Un renforcement du dialogue social
Les syndicats ont tout fait pour obtenir une négociation annuelle du plan de formation. Cela fait plus de 40 ans que les organisations patronales s’y opposent. Et réforme après réforme, les objets de dialogue social sont de plus en plus nombreux. Cette fois-ci, il s’agit d’introduire le CPF dans les accords GPEC et de consulter sur un plan de formation triennal au lieu d’annuel et d’enrichir la liste des informations à fournir en CE si un accord d’entreprise le prévoit.
Le CEP, l’autre dispositif phare de la réforme
Le CEP ou Conseil en évolution professionnelle est moins médiatique que le CPF. Et pourtant, il pourrait être beaucoup plus important.
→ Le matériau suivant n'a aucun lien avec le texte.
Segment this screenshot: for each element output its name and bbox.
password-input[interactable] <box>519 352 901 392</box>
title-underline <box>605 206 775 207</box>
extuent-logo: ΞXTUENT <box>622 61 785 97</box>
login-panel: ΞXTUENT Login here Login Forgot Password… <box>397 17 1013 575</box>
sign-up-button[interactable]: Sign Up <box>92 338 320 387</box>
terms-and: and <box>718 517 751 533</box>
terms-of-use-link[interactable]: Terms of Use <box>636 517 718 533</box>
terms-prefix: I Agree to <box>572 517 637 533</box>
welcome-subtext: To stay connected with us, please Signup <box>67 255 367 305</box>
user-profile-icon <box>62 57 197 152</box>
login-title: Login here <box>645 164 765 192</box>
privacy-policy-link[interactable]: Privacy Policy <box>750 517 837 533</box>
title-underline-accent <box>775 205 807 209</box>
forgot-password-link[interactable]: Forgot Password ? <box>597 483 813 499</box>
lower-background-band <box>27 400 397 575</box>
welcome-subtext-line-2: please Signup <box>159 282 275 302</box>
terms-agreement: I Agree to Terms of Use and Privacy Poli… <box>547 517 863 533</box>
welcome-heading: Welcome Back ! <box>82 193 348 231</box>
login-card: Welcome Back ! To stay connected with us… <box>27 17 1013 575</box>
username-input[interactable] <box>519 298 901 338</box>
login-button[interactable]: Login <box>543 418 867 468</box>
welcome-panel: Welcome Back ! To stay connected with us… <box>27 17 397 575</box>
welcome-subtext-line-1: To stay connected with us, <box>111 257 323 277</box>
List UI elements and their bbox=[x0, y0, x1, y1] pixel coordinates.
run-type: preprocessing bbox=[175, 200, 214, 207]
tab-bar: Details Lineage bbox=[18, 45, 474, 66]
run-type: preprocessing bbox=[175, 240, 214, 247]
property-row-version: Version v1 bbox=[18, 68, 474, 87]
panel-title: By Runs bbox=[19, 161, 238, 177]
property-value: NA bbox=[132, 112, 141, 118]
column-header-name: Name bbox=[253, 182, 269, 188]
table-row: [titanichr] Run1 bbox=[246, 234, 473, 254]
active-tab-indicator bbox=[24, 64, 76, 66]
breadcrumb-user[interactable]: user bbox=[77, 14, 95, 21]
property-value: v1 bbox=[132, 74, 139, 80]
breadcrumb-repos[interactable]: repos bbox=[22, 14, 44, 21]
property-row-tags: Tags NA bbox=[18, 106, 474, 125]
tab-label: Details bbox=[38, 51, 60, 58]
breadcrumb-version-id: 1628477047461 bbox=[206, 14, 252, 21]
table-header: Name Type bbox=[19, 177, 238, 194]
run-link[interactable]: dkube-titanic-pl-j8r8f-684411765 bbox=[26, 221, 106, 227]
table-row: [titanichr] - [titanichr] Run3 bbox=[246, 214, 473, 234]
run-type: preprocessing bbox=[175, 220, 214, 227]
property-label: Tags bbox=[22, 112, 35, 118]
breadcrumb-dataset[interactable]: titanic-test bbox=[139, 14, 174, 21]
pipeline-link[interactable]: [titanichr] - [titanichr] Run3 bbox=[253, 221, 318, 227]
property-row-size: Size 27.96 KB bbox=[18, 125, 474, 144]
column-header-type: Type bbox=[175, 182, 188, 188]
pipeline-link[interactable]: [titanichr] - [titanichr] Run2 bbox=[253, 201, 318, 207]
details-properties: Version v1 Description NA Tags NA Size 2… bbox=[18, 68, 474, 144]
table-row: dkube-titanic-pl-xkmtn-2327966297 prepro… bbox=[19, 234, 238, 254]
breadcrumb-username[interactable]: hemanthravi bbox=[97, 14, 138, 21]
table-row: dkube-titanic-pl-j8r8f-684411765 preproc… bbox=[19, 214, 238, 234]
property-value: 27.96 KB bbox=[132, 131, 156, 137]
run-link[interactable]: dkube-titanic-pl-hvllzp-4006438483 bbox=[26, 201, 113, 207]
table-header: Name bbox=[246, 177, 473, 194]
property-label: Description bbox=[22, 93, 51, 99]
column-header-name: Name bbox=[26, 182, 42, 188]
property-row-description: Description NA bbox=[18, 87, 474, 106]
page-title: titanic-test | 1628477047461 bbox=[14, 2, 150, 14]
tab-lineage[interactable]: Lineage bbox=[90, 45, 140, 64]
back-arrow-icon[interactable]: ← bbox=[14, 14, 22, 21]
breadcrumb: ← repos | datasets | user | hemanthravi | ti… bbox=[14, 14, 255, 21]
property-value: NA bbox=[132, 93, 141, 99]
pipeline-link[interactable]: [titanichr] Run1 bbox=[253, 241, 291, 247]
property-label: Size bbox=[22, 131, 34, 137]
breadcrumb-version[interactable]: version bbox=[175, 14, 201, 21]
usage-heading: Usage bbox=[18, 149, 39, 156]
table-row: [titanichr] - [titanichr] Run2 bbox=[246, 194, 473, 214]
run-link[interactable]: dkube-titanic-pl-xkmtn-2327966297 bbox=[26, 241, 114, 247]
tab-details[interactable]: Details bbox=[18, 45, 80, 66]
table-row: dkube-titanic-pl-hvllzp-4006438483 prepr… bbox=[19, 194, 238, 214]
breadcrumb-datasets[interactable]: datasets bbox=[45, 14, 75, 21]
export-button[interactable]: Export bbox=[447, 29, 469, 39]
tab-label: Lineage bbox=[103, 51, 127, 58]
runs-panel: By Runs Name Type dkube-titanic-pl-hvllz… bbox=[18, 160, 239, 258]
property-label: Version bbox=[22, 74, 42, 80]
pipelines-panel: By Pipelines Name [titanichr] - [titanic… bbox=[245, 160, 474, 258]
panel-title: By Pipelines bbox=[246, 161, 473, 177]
C’est grâce à lui que les salariés (et non salariés) pourront s’y retrouver dans le labyrinthe du choix et du montage financier de leur formation. Il leur permettra également de s’orienter professionnellement. Bref, le CEP est un bilan de compétence allégé, ouvert à tous et surtout gratuit. C’est sur ce dernier point que le bât blesse. Où trouver le financement aujourd’hui pour un service gratuit ? Ce n’est pas l’Etat ou les Régions qui pourront le payer pour les salariés. Reste la solution du transfert des fonds du bilan de compétences vers le CEP.
Le CIF sanctuarisé ?
Malgré la concurrence du CPF, le CIF est maintenu. Pour combien de temps ? On peut s’interroger. Le CIF est positionné en complément du CPF pour les salariés souhaitant réaliser leur formation sans l’accord de leur entreprise et, par conséquent, en dehors du temps de travail. Mais si le CIF n’est plus qu’un complément du CPF, il y a de fortes chances pour qu’à la prochaine réforme CIF et CPF fusionnent. Cela posera la question de la fusion des OPCA et des FONGECIF. Ceux qui rêvent d’un “Pôle Emploi-Formation“ y seraient plutôt favorables.
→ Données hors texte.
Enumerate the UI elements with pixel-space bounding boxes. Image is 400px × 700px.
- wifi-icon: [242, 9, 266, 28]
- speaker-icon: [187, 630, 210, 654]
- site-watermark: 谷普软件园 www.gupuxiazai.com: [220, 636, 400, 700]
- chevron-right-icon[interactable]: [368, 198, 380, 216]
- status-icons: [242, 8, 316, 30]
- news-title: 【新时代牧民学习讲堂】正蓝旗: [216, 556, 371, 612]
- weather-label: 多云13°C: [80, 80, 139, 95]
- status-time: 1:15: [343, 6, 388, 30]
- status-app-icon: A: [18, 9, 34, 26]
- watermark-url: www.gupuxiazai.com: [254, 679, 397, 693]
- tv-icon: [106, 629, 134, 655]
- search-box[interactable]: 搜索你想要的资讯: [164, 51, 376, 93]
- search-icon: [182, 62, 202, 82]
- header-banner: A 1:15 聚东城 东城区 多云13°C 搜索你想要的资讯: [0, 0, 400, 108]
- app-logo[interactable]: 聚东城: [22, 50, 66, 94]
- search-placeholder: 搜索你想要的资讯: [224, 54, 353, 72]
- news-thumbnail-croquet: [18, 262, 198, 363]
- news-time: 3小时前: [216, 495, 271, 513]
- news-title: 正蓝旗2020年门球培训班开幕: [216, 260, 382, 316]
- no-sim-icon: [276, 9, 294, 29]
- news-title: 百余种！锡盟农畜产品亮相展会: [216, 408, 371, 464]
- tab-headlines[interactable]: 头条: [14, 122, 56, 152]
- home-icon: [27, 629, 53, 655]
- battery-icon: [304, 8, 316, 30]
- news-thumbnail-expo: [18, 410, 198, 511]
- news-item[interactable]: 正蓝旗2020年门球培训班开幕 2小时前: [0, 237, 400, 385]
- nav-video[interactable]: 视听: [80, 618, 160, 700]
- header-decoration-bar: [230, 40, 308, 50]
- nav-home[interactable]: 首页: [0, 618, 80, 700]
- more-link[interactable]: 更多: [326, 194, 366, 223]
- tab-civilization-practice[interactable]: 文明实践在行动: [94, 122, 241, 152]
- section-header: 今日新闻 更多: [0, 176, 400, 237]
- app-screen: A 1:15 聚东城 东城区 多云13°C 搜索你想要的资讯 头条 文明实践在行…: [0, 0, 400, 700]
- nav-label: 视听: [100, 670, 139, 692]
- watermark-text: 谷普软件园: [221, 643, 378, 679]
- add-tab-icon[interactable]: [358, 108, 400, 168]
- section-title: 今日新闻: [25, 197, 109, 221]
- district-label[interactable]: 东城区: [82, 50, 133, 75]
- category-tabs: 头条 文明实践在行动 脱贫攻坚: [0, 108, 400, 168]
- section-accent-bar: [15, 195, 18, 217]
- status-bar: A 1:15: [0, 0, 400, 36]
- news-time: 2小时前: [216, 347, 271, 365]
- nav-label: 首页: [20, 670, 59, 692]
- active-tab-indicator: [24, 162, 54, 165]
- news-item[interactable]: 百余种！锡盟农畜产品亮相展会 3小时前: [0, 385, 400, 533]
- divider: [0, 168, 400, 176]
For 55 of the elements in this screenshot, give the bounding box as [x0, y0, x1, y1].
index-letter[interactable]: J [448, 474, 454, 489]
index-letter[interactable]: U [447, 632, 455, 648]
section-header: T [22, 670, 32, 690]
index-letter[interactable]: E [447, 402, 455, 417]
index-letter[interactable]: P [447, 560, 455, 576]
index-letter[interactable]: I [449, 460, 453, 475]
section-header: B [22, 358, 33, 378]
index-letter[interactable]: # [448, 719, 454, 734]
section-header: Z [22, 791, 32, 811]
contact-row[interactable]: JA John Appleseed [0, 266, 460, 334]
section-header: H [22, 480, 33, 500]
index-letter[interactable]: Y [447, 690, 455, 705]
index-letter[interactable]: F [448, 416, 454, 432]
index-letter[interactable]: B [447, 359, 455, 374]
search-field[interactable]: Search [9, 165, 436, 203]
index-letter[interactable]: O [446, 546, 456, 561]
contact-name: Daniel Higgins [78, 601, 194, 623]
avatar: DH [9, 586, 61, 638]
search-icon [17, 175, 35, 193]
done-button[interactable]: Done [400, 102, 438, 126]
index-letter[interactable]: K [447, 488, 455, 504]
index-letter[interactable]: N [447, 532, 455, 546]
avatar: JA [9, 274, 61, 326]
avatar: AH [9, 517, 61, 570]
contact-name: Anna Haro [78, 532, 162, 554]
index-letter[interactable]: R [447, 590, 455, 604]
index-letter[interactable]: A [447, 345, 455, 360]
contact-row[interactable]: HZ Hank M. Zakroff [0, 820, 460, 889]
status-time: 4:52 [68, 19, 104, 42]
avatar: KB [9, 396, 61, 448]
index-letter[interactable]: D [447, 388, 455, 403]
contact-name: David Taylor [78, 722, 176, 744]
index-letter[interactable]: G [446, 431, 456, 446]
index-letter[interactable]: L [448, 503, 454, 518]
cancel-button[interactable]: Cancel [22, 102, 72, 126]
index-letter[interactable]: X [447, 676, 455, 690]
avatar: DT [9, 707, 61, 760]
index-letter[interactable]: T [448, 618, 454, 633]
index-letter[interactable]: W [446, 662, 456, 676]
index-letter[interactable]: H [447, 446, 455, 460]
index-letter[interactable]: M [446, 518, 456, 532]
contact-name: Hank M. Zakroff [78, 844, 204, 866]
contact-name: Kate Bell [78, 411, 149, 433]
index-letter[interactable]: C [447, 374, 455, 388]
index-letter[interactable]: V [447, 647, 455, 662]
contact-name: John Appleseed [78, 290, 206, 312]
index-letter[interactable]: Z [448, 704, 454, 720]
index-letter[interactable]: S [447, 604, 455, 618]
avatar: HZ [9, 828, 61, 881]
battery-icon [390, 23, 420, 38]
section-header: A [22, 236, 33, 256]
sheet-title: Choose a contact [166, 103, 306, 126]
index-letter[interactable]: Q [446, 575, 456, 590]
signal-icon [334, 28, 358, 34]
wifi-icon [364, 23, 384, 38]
Une période de professionnalisation qui s’éloigne du plan de formation
A la suite de la réforme de 2004, la période de professionnalisation fut une aubaine pour les entreprises capables de piloter leurs co-financement. Elles ont pu financer une grande partie de leur plan de formation, sur l’effort de professionnalisation. La loi Cherpion de 2009 a refroidi les plus habiles ingénieurs en co-financement de formation. La réforme de 2014 risque de les déprimer : les critères d’éligibilité des actions sont calés sur ceux du CPF.
Une obligation de reconnaissance renforcée
Cela est presque passé inaperçu. Le Législateur est allé beaucoup plus loin que les négociateurs. Dans l’ANI du 14 décembre 2013, seules les formations hors temps de travail devaient être reconnues par l’employeur, à savoir donc les actions de type 2 du plan et les formations CPF acceptées par l’employeur. La loi du 5 mars modifie sensiblement l’article L.6321-8 : toutes les actions de développement des compétences qu’elles soient sur ou hors temps de travail doivent faire l’objet d’une reconnaissance. Rien n’est dit pour les actions de type CPF. La catégorisation du plan de formation 2015 ne sera pas qu’un simple exercice de style.
L’apprentissage en CDI
Ce n’est pas le grand soir pour l’apprentissage, mais le système va être sensiblement revu. Les OPCA deviennent OCTA et pourront donc collecter les fonds de la taxe. Plus intéressant pour les entreprises est la possibilité de réaliser des contrats d’apprentissage en CDI. C’est un avantage pour les entreprises sur des marchés de l’emploi en tension. Elles pourront recruter à l’aide de l’apprentissage. Cela permettra peut être d’inverser la tendance à la baisse du nombre d’apprenti en France.